[slurm-users] Running pyMPI on several nodes

Pär Lundö par.lundo at foi.se
Fri Jul 12 06:04:21 UTC 2019

Hi there Slurm-experts!
I am  trouble using or running a python-mpi program involving more than one node. The pythom-mpi program is very simple, it only lists the number of ranks that is available in its environment. I have a munge-daemon running prior to starting the slurm-service and the program works when using a single node (so I suppose munge is working).
In addition, I have tested to run a simple sbatch-script where each available node (four nodes) states its hostname and returns.
Since authentication with Slurm is used via munge, do I need a passwordless SSH communication between the slurmctl and the nodes? (I found a guide,probably outdated stating that passwordless SSH communication is a neccessity for slurm, HTTP://admin-magazine.com/HPC/Articles/Resource-Management-with-Slurm).

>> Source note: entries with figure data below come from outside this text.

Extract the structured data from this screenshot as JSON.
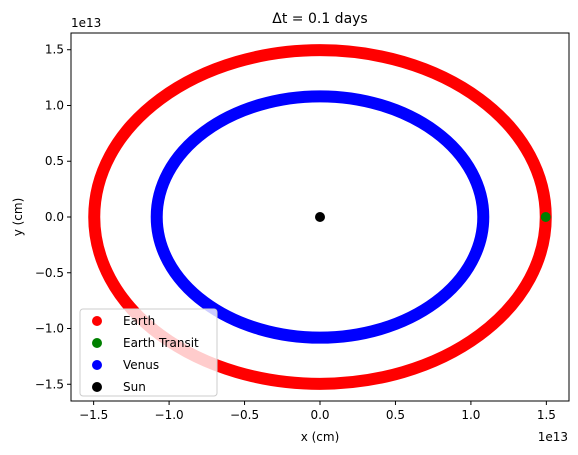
{
  "chart_data": {
    "type": "scatter",
    "title": "Δt = 0.1 days",
    "xlabel": "x (cm)",
    "ylabel": "y (cm)",
    "x_offset_text": "1e13",
    "y_offset_text": "1e13",
    "xlim": [
      -1.65,
      1.65
    ],
    "ylim": [
      -1.65,
      1.65
    ],
    "xticks": [
      {
        "value": -1.5,
        "label": "−1.5"
      },
      {
        "value": -1.0,
        "label": "−1.0"
      },
      {
        "value": -0.5,
        "label": "−0.5"
      },
      {
        "value": 0.0,
        "label": "0.0"
      },
      {
        "value": 0.5,
        "label": "0.5"
      },
      {
        "value": 1.0,
        "label": "1.0"
      },
      {
        "value": 1.5,
        "label": "1.5"
      }
    ],
    "yticks": [
      {
        "value": -1.5,
        "label": "−1.5"
      },
      {
        "value": -1.0,
        "label": "−1.0"
      },
      {
        "value": -0.5,
        "label": "−0.5"
      },
      {
        "value": 0.0,
        "label": "0.0"
      },
      {
        "value": 0.5,
        "label": "0.5"
      },
      {
        "value": 1.0,
        "label": "1.0"
      },
      {
        "value": 1.5,
        "label": "1.5"
      }
    ],
    "grid": false,
    "legend_placement": "lower-left",
    "series": [
      {
        "name": "Earth",
        "color": "#ff0000",
        "kind": "orbit",
        "rx": 1.496,
        "ry": 1.496
      },
      {
        "name": "Earth Transit",
        "color": "#008000",
        "kind": "point",
        "x": 1.496,
        "y": 0.0
      },
      {
        "name": "Venus",
        "color": "#0000ff",
        "kind": "orbit",
        "rx": 1.082,
        "ry": 1.082
      },
      {
        "name": "Sun",
        "color": "#000000",
        "kind": "point",
        "x": 0.0,
        "y": 0.0
      }
    ]
  }
}
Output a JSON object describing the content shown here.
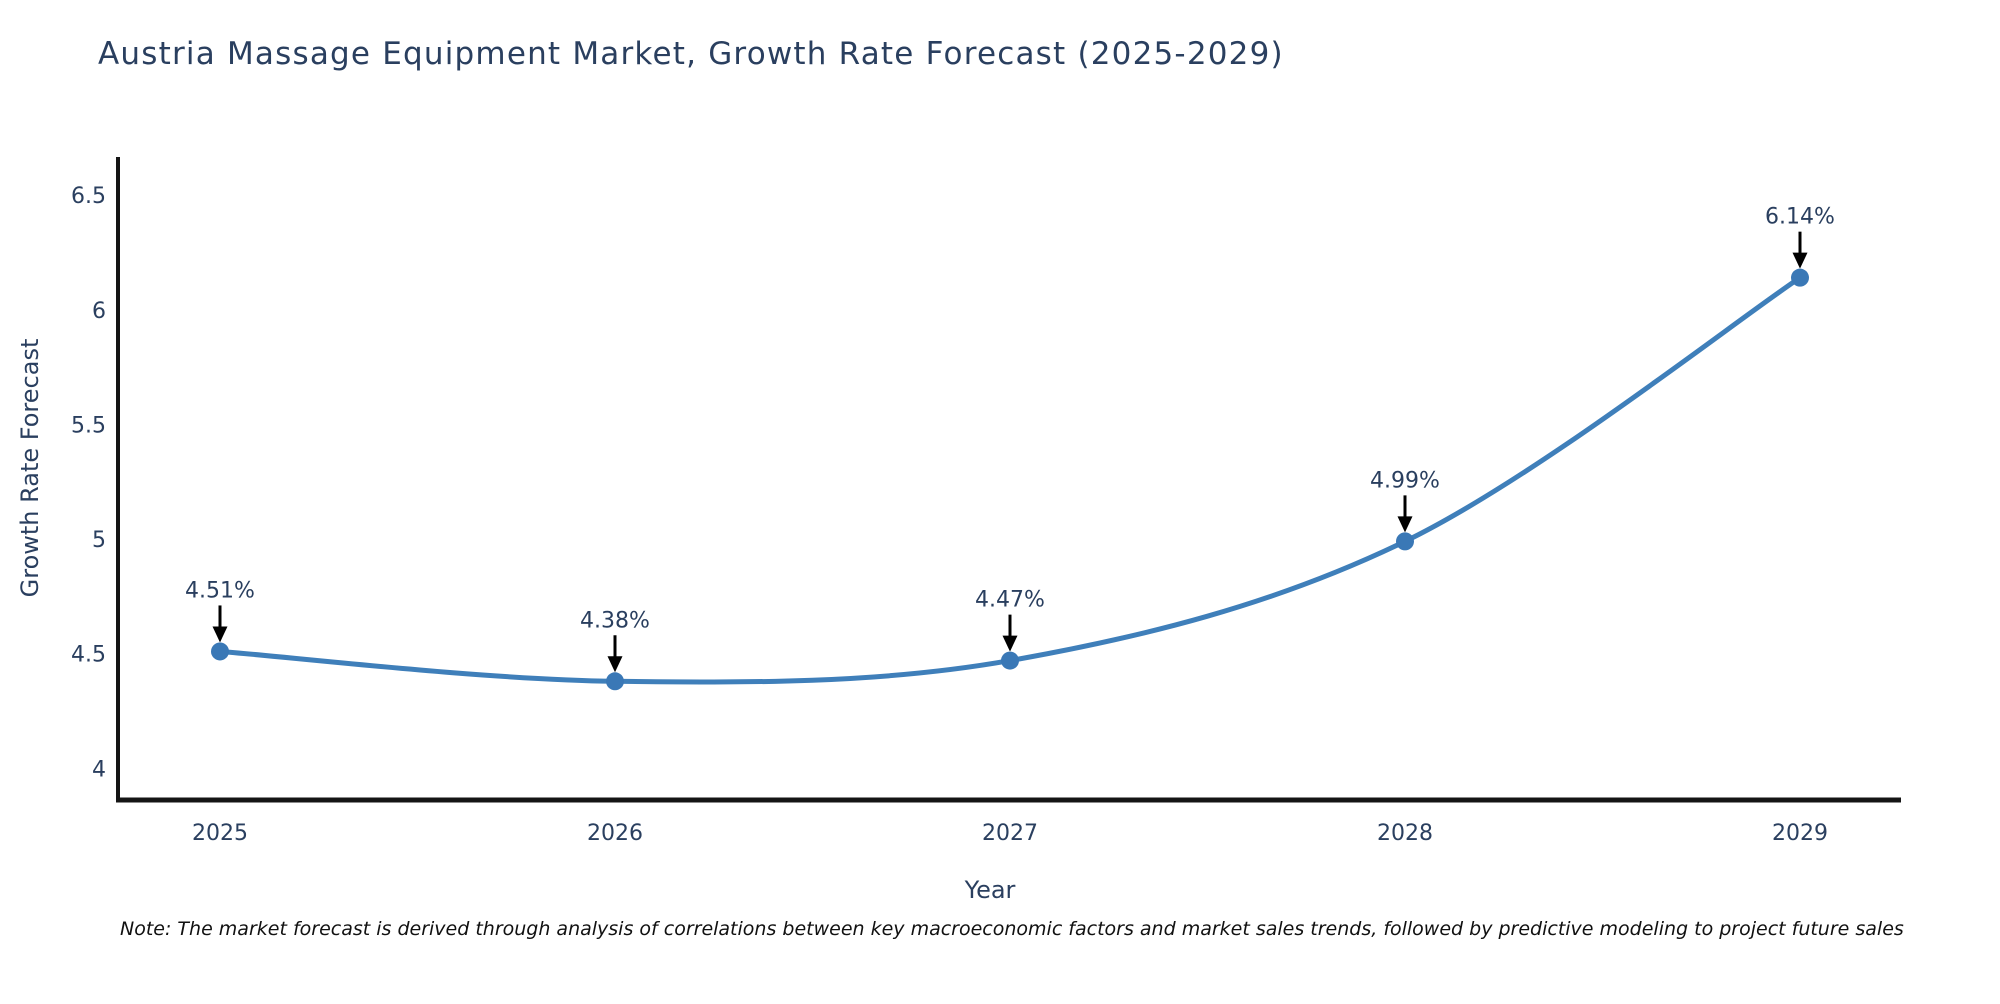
{
  "title": "Austria Massage Equipment Market, Growth Rate Forecast (2025-2029)",
  "note": "Note: The market forecast is derived through analysis of correlations between key macroeconomic factors and market sales trends, followed by predictive modeling to project future sales",
  "colors": {
    "background": "#ffffff",
    "title_text": "#2a3f5f",
    "axis_text": "#2a3f5f",
    "axis_line": "#151515",
    "line": "#3f7fba",
    "marker": "#3a78b6",
    "annotation_arrow": "#000000"
  },
  "chart_data": {
    "type": "line",
    "title": "Austria Massage Equipment Market, Growth Rate Forecast (2025-2029)",
    "xlabel": "Year",
    "ylabel": "Growth Rate Forecast",
    "x": [
      2025,
      2026,
      2027,
      2028,
      2029
    ],
    "values": [
      4.51,
      4.38,
      4.47,
      4.99,
      6.14
    ],
    "point_labels": [
      "4.51%",
      "4.38%",
      "4.47%",
      "4.99%",
      "6.14%"
    ],
    "yticks": [
      4,
      4.5,
      5,
      5.5,
      6,
      6.5
    ],
    "ylim": [
      3.86,
      6.66
    ],
    "grid": false,
    "legend": "none",
    "line_shape": "spline",
    "marker": "circle",
    "annotations": "value labels with downward arrows above each point"
  }
}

I run the python-mpi program via a sbatch-script,invoking a srun-command. Each node has 8 CPUs.
The srun-command is :
”srun -N2 -n8 python3 python-mpi.py” ,
when tested on two nodes.
It works fine running on a single node(with ”-N1” instead of ”-N2”), but it is aborted or stopped when running on two nodes.
Should I have ”-n16” when running on two nodes? (In order to allocate the complete number of CPUs available of the two nodes.)
Slurm is configured and built with pmix.
I am running Slurm 19.05 on Ubuntu 18.04 as server and the nodes are running same slurm-version on Ubuntu 18.10.

Best rehards,